Hee-Kyung Juhn was born in South Korea, lived her teenage years in Paraguay, South America, and was later trained at Rutgers University, The Juilliard School (MM), University of Michigan, and Indiana University (DM). She received further training at the summer festivals such as Aspen Music Festival, Bowdoin, Yale Summer Piano Institute, International Summer Institute in Brasilia, and Tanglewood Music Center in Boston as a fellow. Her teachers include Leonard Hokanson (a pupil of Artur Schnabel), Arthur Greene, Martin Canin, and collaborative pianists Martin Katz, Marshall Williamson, and Jonathan Feldman.
A versatile pianist, Hee-Kyung Juhn has worked as an opera coach/repetiteur, harpsichordist, staff/faculty accompanist at several summer institutions with vocalists and instrumentalists: Opera Lírico del Paraguay, Great Mountains International Music Festival in South Korea, Martina Arroyo Foundation in New York City, the Music Academy of the West in Santa Barbara, and most recently the Bay View Summer Music Festival in Michigan.
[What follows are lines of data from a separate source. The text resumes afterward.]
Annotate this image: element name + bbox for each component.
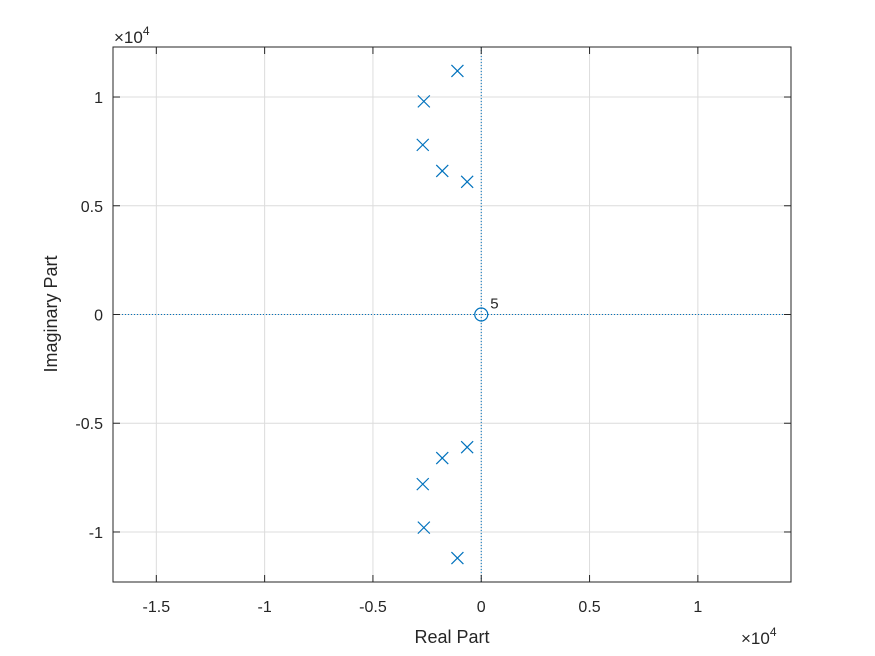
pole-marker [435, 451, 449, 465]
y-tick-label: -0.5 [75, 416, 103, 433]
pole-marker [450, 64, 464, 78]
y-tick-label: 1 [94, 90, 103, 107]
x-tick-label: -1.5 [143, 599, 171, 616]
x-tick-label: 1 [693, 599, 702, 616]
tick-labels: -1.5 -1 -0.5 0 0.5 1 -1 -0.5 0 0.5 1 [75, 90, 702, 616]
x-tick-label: -0.5 [359, 599, 387, 616]
grid-lines [113, 47, 791, 582]
x-axis-exponent: ×104 [741, 625, 777, 648]
pole-marker [416, 477, 430, 491]
pole-marker [460, 175, 474, 189]
pole-marker [435, 164, 449, 178]
zero-multiplicity-label: 5 [490, 296, 498, 313]
y-tick-label: 0.5 [81, 199, 103, 216]
zero-marker [474, 307, 489, 322]
y-tick-label: 0 [94, 308, 103, 325]
plot-marks [416, 64, 489, 565]
tick-marks [113, 47, 791, 582]
y-tick-label: -1 [89, 525, 103, 542]
x-tick-label: -1 [258, 599, 272, 616]
pole-marker [460, 440, 474, 454]
x-tick-label: 0.5 [578, 599, 600, 616]
pole-marker [416, 138, 430, 152]
x-axis-label: Real Part [414, 627, 489, 647]
pole-marker [417, 521, 431, 535]
y-axis-label: Imaginary Part [41, 255, 61, 372]
y-axis-exponent: ×104 [114, 24, 150, 47]
x-tick-label: 0 [477, 599, 486, 616]
pole-marker [450, 551, 464, 565]
pole-marker [417, 94, 431, 108]
reference-lines [113, 47, 791, 582]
As a church musician, she has served as an organist and choirmaster for several years.
As an academic, Hee-Kyung Juhn taught at the University of California in Santa Barbara (as a full-time Lecturer) and Henderson State University in Arkansas (as a tenured member), and part-time as artist-in-residence at the University of Arkansas in Pine Bluff. She has taught masterclasses at University of Texas in Arlington, University of Georgia in Atlanta, Kennesaw State University, Baylor University, University of Arkansas in Fayetteville, University of Tennessee in Knoxville, Daegu Catholic University, JoongAng University, and Eastern China Normal University. Hee-Kyung was heard on NPR and other broadcasting venues such as TBS eFM in Seoul, Korea; and most recently NPR’s “From the Top” with young violinist Samuel Garcia.